PQM-75: A N-benzyl-piperidine Acyl-hydrazone Derivative with Inhibitory Effects on Clonogenic Capacity and Cell Cycle Progression of HepG2 Cells

Cancer is a complex disease and a public health problem worldwide. Despite current advances in cancer therapy, many patients display unsatisfactory clinical responses to available drugs, which reinforces the continuous need for searching for new antitumor prototypes. Data from the literature have highlighted compounds containing acylhydrazone or benzyl-piperidine subunits for their significant antiproliferative activity on tumor cells. Herein, we report the evaluation of a series of N-benzyl-piperidinyl acylhydrazone hybrid derivatives (6a-k) for their cytotoxic profiles on A549 (non-small cell lung cancer) and HepG2 (hepatocellular carcinoma). As a result, derivatives PQM-75 (6i, (IC50 = 58.40 +/- 1.87 mu M) and PQM-88 (6k, IC50 = 59.58 +/- 4.07 mu M) showed the best antiproliferative activities against HepG2 and A549 cell lines, respectively. In addition, we demonstrated that compound 6i drastically reduced the clonogenic capacity of HepG2 cell cultures in comparison to control groups.

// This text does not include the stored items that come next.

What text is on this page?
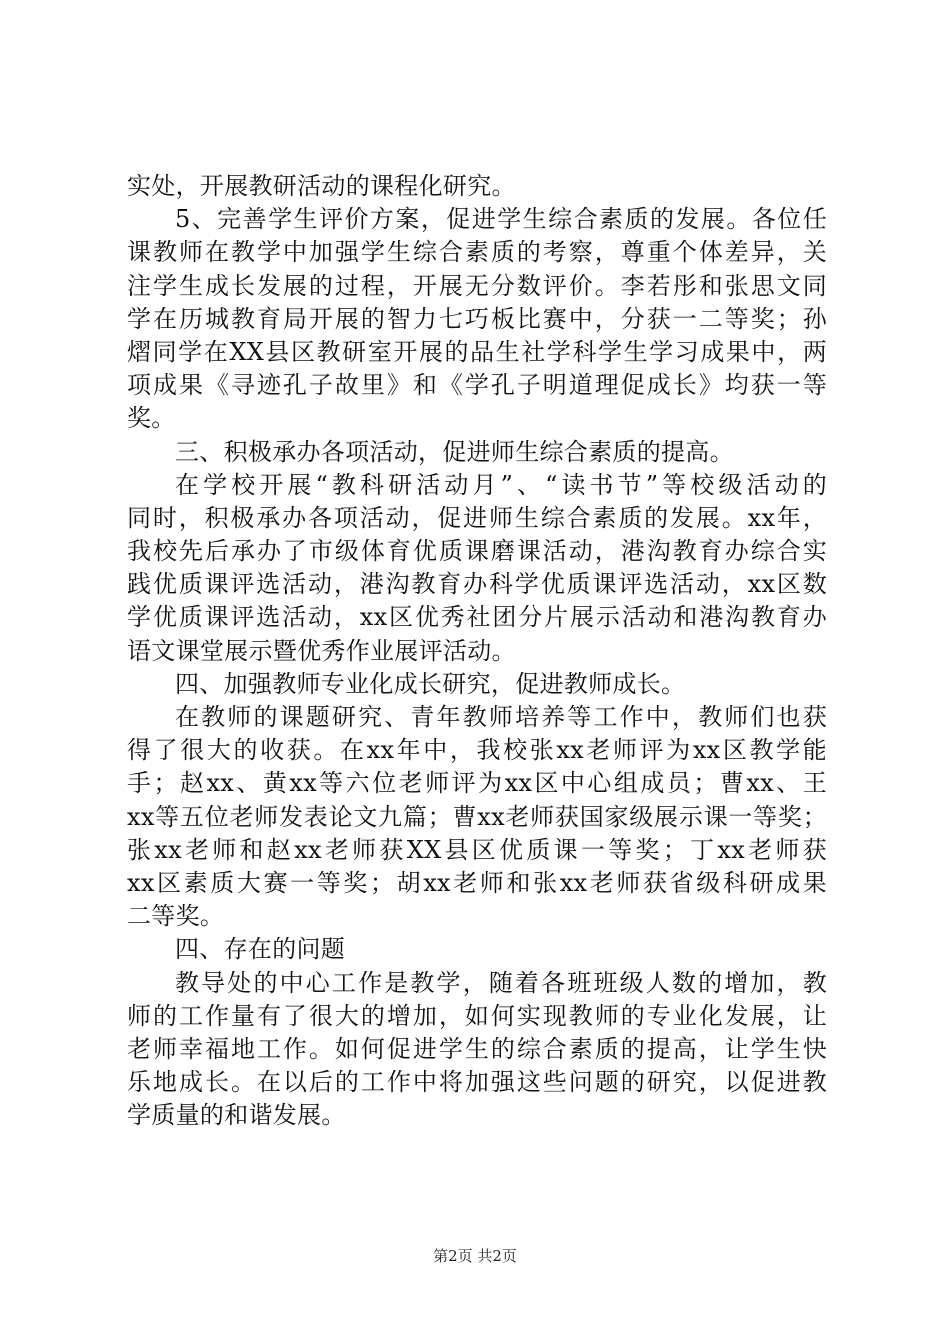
实处，开展教研活动的课程化研究。
5、完善学生评价方案，促进学生综合素质的发展。各位任
课教师在教学中加强学生综合素质的考察，尊重个体差异，关
注学生成长发展的过程，开展无分数评价。李若彤和张思文同
学在历城教育局开展的智力七巧板比赛中，分获一二等奖；孙
熠同学在XX县区教研室开展的品生社学科学生学习成果中，两
项成果《寻迹孔子故里》和《学孔子明道理促成长》均获一等
奖。
三、积极承办各项活动，促进师生综合素质的提高。
在学校开展“教科研活动月”、“读书节”等校级活动的
同时，积极承办各项活动，促进师生综合素质的发展。xx年，
我校先后承办了市级体育优质课磨课活动，港沟教育办综合实
践优质课评选活动，港沟教育办科学优质课评选活动，xx区数
学优质课评选活动，xx区优秀社团分片展示活动和港沟教育办
语文课堂展示暨优秀作业展评活动。
四、加强教师专业化成长研究，促进教师成长。
在教师的课题研究、青年教师培养等工作中，教师们也获
得了很大的收获。在xx年中，我校张xx老师评为xx区教学能
手；赵xx、黄xx等六位老师评为xx区中心组成员；曹xx、王
xx等五位老师发表论文九篇；曹xx老师获国家级展示课一等奖；
张xx老师和赵xx老师获XX县区优质课一等奖；丁xx老师获
xx区素质大赛一等奖；胡xx老师和张xx老师获省级科研成果
二等奖。
四、存在的问题
教导处的中心工作是教学，随着各班班级人数的增加，教
师的工作量有了很大的增加，如何实现教师的专业化发展，让
老师幸福地工作。如何促进学生的综合素质的提高，让学生快
乐地成长。在以后的工作中将加强这些问题的研究，以促进教
学质量的和谐发展。
第2页 共2页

We also observed an increased G2/M population in samples treated with 6i (at 60 mu M) and a reduced frequency of cells in the S-phase. In addition, the frequency of cells in mitosis was higher in treated samples compared to control groups. In a conclusion, derivative PQM-75 (6i) displays antiproliferative activity on HepG2 cells due to its ability to promote M-phase arrest.